Dans le sous-sol silencieux, à l'écart de Caki et Nani, je me tournai en direction du quartier de Cesson-la-Forêt, me fis une image mentale aussi présente que possible des quatre loubards et je leur demandai intérieurement, de toutes mes forces, de m'aider à savoir ce qu'il fallait que je fisse pour être une vraie rockeuse.

« Pourquoi on t'aiderait ? Tu es qui, toi ? »

fut, grosso modo, la réponse que me renvoya mon imagination.

« C'est moi, la petite fille du bal de Cesson-la-Forêt. Vous vous rappelez pas ? Le rock n roll est présent dans la pièce. Je le sais parce qu'il a fait une blague à ma copine Françoise : il l'a fait tomber en hystérie. Son frère est pas content. Il veut faire disparaître le rock n roll. Moi, j'veux pas qu'le rock n roll disparaisse. J'veux qu'y continue d'exister mais y peut pas exister si y a pas un vrai rockeur pour l'incarner. Les grands qui sont avec moi, c'est pas des rockers (mais ys sont gentils, faut pas leur faire du mal, c'est mon frère, ma sœur et nos amis). Y a que moi ici qui veux ětre une rockeuse mais je sais pas c'qu'y faut que j'fasse. Aidez-moi ! »

Telles furent les paroles qui se bousculèrent dans ma tête et, pour leur donner du poids, je conclus à voix haute :

« Au nom du rock n roll qui nous unit ! »

Ça m'était venu, comme ça, machinalement. Quand j'entendis ces mots sortir de ma bouche, solennels et puissants, on aurait dit que c'était de la magie. D'ailleurs, cela eut pour effet... d'inquiéter Caki et Nani, genre :

« Ça va pas, non ! Tu vas pas t'y mettre aussi.

- Quoi ? J'ai l'droit d'parler, répondis-je.

- Oui, ben... reste calme !

- Je suis calme... »

Et je voyais mon Caki et ma Nani, tous deux debout, côte à côte, qui insistaient, inquiets :

« Calme ! Calme ! Reste bien calme ! C'est tout ce qu'on demande. »

Avaient-ils peur que je tombasse à mon tour en hystérie ? J'avais beau leur assurer que j'étais calme, parlant d'une voix calme, les bras tombant mollement le long de mon corps calme, depuis que j'avais prononcé la phrase étrange, on aurait dit que quelque chose de mystérieux émanait de moi, qui semblait déconcerter Caki et Nani.
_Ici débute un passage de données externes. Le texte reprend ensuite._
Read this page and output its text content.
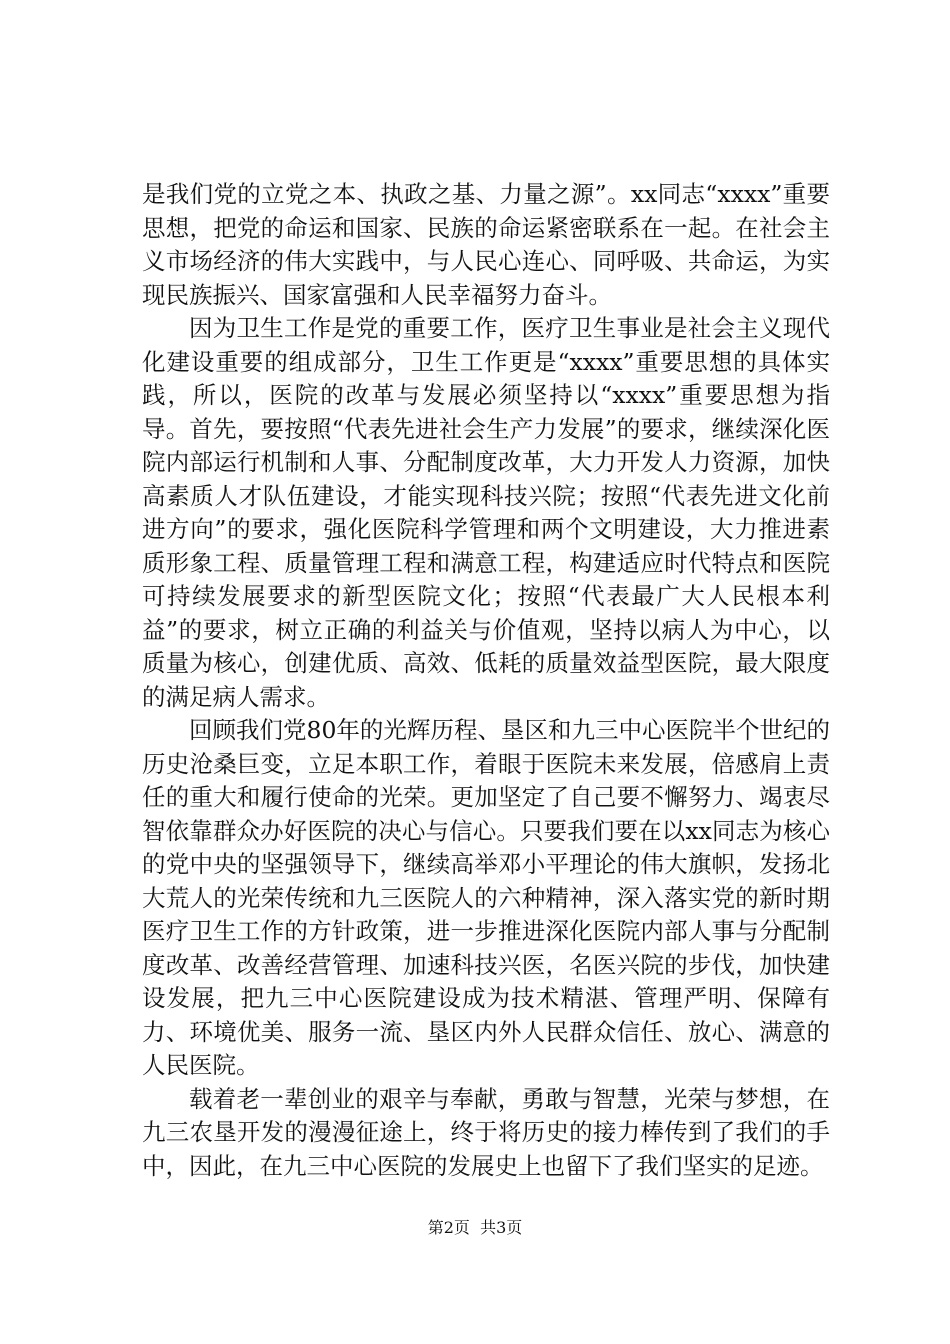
是我们党的立党之本、执政之基、力量之源”。xx同志“xxxx”重要思想，把党的命运和国家、民族的命运紧密联系在一起。在社会主义市场经济的伟大实践中，与人民心连心、同呼吸、共命运，为实现民族振兴、国家富强和人民幸福努力奋斗。

因为卫生工作是党的重要工作，医疗卫生事业是社会主义现代化建设重要的组成部分，卫生工作更是“xxxx”重要思想的具体实践，所以，医院的改革与发展必须坚持以“xxxx”重要思想为指导。首先，要按照“代表先进社会生产力发展”的要求，继续深化医院内部运行机制和人事、分配制度改革，大力开发人力资源，加快高素质人才队伍建设，才能实现科技兴院；按照“代表先进文化前进方向”的要求，强化医院科学管理和两个文明建设，大力推进素质形象工程、质量管理工程和满意工程，构建适应时代特点和医院可持续发展要求的新型医院文化；按照“代表最广大人民根本利益”的要求，树立正确的利益关与价值观，坚持以病人为中心，以质量为核心，创建优质、高效、低耗的质量效益型医院，最大限度的满足病人需求。

回顾我们党80年的光辉历程、垦区和九三中心医院半个世纪的历史沧桑巨变，立足本职工作，着眼于医院未来发展，倍感肩上责任的重大和履行使命的光荣。更加坚定了自己要不懈努力、竭衷尽智依靠群众办好医院的决心与信心。只要我们要在以xx同志为核心的党中央的坚强领导下，继续高举邓小平理论的伟大旗帜，发扬北大荒人的光荣传统和九三医院人的六种精神，深入落实党的新时期医疗卫生工作的方针政策，进一步推进深化医院内部人事与分配制度改革、改善经营管理、加速科技兴医，名医兴院的步伐，加快建设发展，把九三中心医院建设成为技术精湛、管理严明、保障有力、环境优美、服务一流、垦区内外人民群众信任、放心、满意的人民医院。

载着老一辈创业的艰辛与奉献，勇敢与智慧，光荣与梦想，在九三农垦开发的漫漫征途上，终于将历史的接力棒传到了我们的手中，因此，在九三中心医院的发展史上也留下了我们坚实的足迹。

第2页 共3页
« Je suis calme, très calme. »

soutins-je, ressentant intensément le calme en mon corps et dans la pièce.

Nous vîmes aussitôt Catherine et Bernard redescendre auprès de nous, affectant, par de larges sourires, une vive satisfaction. Fiers comme des coqs, ils nous annoncèrent :

« Eh ben, ça y est ! on en est venu à bout. C'était pas si difficile : à peine on a mis la petite Françoise dans son lit, elle est tombée dans les bras de Morphée.
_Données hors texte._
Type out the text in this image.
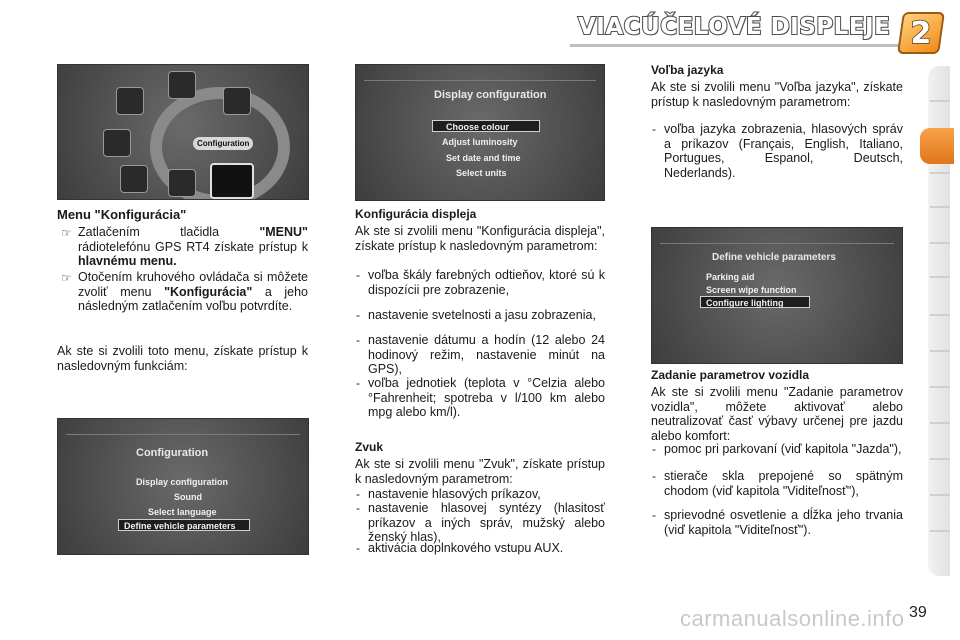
VIACÚČELOVÉ DISPLEJE 2
Configuration
Display configuration
Choose colour
Adjust luminosity
Set date and time
Select units
Define vehicle parameters
Parking aid
Screen wipe function
Configure lighting
Configuration
Display configuration
Sound
Select language
Define vehicle parameters
Menu "Konfigurácia"
☞ Zatlačením tlačidla "MENU" rádiotelefónu GPS RT4 získate prístup k hlavnému menu.
☞ Otočením kruhového ovládača si môžete zvoliť menu "Konfigurácia" a jeho následným zatlačením voľbu potvrdíte.
Ak ste si zvolili toto menu, získate prístup k nasledovným funkciám:
Konfigurácia displeja
Ak ste si zvolili menu "Konfigurácia displeja", získate prístup k nasledovným parametrom:
- voľba škály farebných odtieňov, ktoré sú k dispozícii pre zobrazenie,
- nastavenie svetelnosti a jasu zobrazenia,
- nastavenie dátumu a hodín (12 alebo 24 hodinový režim, nastavenie minút na GPS),
- voľba jednotiek (teplota v °Celzia alebo °Fahrenheit; spotreba v l/100 km alebo mpg alebo km/l).
Zvuk
Ak ste si zvolili menu "Zvuk", získate prístup k nasledovným parametrom:
- nastavenie hlasových príkazov,
- nastavenie hlasovej syntézy (hlasitosť príkazov a iných správ, mužský alebo ženský hlas),
- aktivácia doplnkového vstupu AUX.
Voľba jazyka
Ak ste si zvolili menu "Voľba jazyka", získate prístup k nasledovným parametrom:
- voľba jazyka zobrazenia, hlasových správ a príkazov (Français, English, Italiano, Portugues, Espanol, Deutsch, Nederlands).
Zadanie parametrov vozidla
Ak ste si zvolili menu "Zadanie parametrov vozidla", môžete aktivovať alebo neutralizovať časť výbavy určenej pre jazdu alebo komfort:
- pomoc pri parkovaní (viď kapitola "Jazda"),
- stierače skla prepojené so spätným chodom (viď kapitola "Viditeľnosť"),
- sprievodné osvetlenie a dĺžka jeho trvania (viď kapitola "Viditeľnosť").
carmanualsonline.info 39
- Pourquoi ? Il l'attendait en blouson noir ? »

fis une petite voix très calme, sombre et provocante.

Catherine et Bernard se raidirent comme si on venait de leur glisser une main glacée dans le dos. Les quatre grands se tournèrent vers moi et me regardèrent, muets et stupéfaits, tandis que j'étais nonchalamment appuyée contre l'embrasure de la porte, dans une attitude très rock n roll.

L'esprit du rock n roll était descendu sur moi, je l'avais incarné et lui avais donné la victoire, comme une vraie rockeuse.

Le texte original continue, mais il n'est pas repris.